Registration of Bank Act Security
An original Notice of Intention is required for registration, therefore, all registrations must be mailed or
couriered to the address above. Registrations can also be done in person at the Davis & Henderson office
during their office hours (8:30 a.m. to 4:00 p.m., Monday to Friday). Due to the requirement of an original
Notice of Intention, electronic registration is not available.

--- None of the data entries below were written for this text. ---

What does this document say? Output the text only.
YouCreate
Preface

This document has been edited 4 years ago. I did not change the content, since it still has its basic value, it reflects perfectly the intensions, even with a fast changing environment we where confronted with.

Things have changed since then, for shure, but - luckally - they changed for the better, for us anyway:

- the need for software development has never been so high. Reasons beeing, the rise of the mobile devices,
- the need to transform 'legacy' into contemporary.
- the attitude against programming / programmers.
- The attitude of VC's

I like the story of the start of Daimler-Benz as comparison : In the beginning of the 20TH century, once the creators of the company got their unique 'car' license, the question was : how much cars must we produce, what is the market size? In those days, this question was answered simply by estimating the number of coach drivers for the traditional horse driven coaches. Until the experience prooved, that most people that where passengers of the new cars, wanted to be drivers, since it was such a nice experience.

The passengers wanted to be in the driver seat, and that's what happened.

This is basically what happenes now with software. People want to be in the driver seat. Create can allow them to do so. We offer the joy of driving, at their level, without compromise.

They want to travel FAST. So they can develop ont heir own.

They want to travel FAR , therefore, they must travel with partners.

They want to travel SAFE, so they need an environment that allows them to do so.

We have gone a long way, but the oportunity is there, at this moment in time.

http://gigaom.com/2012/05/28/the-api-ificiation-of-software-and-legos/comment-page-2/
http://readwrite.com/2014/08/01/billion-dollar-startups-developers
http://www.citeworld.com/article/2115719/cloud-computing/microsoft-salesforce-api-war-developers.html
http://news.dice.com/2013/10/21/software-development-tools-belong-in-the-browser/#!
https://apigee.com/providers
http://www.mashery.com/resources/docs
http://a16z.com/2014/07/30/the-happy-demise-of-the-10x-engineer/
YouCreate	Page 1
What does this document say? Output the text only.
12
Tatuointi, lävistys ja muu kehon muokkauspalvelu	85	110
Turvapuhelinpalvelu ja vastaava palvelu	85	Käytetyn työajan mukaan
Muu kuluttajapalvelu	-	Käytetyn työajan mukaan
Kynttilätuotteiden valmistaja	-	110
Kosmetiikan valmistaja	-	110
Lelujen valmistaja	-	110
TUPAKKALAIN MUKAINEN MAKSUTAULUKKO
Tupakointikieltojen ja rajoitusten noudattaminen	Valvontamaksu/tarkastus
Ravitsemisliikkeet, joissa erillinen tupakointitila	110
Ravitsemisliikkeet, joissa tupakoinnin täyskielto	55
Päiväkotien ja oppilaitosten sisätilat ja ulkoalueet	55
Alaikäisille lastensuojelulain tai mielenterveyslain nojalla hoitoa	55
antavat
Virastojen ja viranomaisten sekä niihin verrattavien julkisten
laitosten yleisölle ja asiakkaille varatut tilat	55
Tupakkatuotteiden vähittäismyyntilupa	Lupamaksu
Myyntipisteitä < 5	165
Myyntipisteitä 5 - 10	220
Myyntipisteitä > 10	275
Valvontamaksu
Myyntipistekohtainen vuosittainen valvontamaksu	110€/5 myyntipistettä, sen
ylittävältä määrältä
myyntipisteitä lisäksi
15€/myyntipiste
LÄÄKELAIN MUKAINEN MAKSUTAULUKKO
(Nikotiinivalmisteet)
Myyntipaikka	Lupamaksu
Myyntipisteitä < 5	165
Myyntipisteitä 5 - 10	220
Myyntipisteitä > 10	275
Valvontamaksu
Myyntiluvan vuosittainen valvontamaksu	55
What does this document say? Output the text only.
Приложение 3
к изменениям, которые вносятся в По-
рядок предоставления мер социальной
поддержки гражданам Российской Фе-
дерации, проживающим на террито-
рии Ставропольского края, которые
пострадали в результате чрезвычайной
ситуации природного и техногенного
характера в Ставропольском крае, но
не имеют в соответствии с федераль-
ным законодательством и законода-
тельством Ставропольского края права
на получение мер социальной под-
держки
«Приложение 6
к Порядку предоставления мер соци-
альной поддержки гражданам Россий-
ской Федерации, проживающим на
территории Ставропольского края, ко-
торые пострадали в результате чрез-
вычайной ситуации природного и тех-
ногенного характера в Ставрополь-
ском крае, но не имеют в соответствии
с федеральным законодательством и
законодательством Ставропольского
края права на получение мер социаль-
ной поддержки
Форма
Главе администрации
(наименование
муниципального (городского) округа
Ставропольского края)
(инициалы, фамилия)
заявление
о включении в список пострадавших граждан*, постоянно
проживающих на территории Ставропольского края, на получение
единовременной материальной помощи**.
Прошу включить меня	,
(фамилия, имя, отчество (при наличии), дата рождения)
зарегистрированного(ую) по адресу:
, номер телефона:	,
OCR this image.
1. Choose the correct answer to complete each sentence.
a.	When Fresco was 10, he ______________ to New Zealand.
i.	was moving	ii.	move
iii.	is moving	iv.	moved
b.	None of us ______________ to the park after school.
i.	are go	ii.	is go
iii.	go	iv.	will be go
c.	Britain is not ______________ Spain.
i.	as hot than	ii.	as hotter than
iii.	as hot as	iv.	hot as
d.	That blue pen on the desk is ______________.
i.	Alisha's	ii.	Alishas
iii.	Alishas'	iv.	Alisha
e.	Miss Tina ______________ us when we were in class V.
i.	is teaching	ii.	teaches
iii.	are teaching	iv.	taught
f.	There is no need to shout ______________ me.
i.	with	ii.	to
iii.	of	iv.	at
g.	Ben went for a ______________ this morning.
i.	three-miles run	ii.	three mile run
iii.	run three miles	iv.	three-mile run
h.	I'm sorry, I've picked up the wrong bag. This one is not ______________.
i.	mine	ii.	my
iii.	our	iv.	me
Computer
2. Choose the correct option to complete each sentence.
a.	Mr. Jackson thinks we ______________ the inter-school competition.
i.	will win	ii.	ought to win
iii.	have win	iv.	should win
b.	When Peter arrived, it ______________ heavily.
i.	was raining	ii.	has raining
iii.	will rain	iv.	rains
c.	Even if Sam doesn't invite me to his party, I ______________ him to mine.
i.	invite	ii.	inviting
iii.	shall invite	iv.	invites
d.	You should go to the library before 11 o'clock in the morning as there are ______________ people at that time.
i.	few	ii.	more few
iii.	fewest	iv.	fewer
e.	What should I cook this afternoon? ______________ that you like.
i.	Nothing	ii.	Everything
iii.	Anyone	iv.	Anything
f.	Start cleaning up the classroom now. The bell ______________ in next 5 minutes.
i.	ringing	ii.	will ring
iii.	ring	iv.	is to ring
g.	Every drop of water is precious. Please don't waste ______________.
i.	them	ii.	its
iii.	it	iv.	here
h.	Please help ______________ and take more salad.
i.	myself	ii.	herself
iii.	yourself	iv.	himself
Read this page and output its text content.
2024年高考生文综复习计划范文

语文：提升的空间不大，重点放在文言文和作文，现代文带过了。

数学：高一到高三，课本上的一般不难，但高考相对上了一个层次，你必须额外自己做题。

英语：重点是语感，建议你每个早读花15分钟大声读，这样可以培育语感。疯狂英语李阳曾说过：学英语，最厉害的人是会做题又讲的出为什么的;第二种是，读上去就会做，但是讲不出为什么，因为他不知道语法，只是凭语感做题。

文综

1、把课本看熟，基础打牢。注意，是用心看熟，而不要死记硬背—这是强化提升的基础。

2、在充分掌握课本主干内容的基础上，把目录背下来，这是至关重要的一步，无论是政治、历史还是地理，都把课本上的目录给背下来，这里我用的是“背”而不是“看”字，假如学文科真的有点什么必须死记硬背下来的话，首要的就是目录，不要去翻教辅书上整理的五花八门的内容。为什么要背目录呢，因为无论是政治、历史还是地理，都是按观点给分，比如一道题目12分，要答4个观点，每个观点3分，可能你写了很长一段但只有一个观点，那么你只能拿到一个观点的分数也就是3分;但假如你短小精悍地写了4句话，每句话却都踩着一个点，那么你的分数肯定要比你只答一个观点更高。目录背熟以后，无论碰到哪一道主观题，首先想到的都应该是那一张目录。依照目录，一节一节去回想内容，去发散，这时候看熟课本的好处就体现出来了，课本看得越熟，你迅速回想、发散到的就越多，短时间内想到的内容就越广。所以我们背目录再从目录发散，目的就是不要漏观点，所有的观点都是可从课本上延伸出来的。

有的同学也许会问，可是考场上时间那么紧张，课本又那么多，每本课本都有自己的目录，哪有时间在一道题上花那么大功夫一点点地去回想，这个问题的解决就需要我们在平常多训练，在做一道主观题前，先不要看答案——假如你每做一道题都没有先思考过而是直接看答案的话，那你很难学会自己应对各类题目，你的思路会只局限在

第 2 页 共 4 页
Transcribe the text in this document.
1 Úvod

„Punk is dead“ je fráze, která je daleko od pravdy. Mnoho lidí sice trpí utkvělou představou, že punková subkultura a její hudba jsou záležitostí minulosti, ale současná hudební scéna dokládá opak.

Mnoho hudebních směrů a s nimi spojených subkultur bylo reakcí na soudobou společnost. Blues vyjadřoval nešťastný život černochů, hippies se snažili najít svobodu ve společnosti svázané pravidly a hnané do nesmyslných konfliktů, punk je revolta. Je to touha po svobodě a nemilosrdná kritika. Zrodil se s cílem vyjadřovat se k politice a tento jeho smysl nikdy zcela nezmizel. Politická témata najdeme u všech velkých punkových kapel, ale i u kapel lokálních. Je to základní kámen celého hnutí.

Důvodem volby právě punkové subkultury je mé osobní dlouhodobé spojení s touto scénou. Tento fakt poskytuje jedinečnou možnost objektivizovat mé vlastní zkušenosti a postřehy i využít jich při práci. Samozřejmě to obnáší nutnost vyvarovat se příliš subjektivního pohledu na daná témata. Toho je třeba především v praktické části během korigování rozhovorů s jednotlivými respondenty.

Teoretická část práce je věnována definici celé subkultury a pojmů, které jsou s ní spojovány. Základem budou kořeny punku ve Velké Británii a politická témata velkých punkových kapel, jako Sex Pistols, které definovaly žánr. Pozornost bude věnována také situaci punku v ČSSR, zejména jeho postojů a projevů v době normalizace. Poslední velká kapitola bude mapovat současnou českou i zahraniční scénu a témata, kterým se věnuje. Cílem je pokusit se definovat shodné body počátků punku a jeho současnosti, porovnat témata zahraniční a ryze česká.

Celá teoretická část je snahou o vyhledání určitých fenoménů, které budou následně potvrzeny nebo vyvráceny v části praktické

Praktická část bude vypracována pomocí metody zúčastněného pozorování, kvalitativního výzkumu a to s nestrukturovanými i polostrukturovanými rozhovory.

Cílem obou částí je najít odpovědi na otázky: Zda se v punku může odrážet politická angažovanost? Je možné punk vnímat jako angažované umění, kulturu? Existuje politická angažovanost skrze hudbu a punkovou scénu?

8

Unless the registering party has an account with Davis & Henderson, the appropriate fee must be provided
with the registration request.
B.
Bank Act Security Searches
Searches can be conducted in person or by forwarding the search request to Davis & Henderson by mail, fax
or courier.
Provided the user sets up a specific type of account with Davis & Henderson, the user may also conduct
searches online through the David & Henderson's website (additional fees will apply).
C.
Other Agency Services
Other agency services, such as Dye & Durham, will perform registrations and searches for its customers
(additional fees will apply).
5.1.19
VII. Schedule B—Recent Amendments to the Bank Act Pursuant to the
Financial Systems Review Act
“unperfected”
425(1) “unperfected”, in relation to a security interest, means that the security interest has
not been registered in a public register maintained under the law under which the security
interest is created, or has not been perfected or published by any other means recognized by
that law, where the registration or other means of perfection or publication would have
made the security interest effective against third parties or would have determined priorities
in rank in respect of rights in, on or in respect of the property that is subject to the security
interest;
Priority of bank’s rights
426(7) Subject to subsections (8), (9) and (10), all the rights and powers of a bank in respect
of the property covered by security given under this section have priority over all rights
subsequently acquired in, on or in respect of the property and also over the claim of any
mechanics’ lien holder, of any unpaid vendor of equipment or casing or of any person who
had a security interest in that property that was unperfected at the time the bank acquired its
security in the property.
Exception
426(7.1) The priority referred to in subsection (7) does not extend over the claim of any
unpaid vendor who had a lien on the equipment or casing, or of any person who has a
security interest in the property that was unperfected at the time the bank acquired its
security in the property, if the bank acquired its security with knowledge of that unpaid
vendor’s lien or that other person’s security interest.
Priority of bank’s rights
428(1) All the rights and powers of a bank in respect of the property mentioned in or
covered by a warehouse receipt or bill of lading acquired and held by the bank, and the rights
and powers of the bank in respect of the property covered by security given to the bank
under section 427 that are the same as if the bank had acquired a warehouse receipt or bill of
lading in which that property was described, have, subject to subsection 427(4) and
subsections (3) to (6) of this section, priority over all rights subsequently acquired in, on or
in respect of that property, and also over the claim of any unpaid vendor or of any person
who has a security interest in that property that was unperfected at the time the bank
acquired its security in the property.
Exception
428(2) The priority referred to in subsection (1) does not extend over the claim of any
unpaid vendor who had a lien on the property, or of any person who has a security interest
in the property that was unperfected at the time the bank acquired its warehouse receipt, bill
of lading or security, if the bank acquired it with knowledge of that unpaid vendor’s lien or
that other person’s security interest.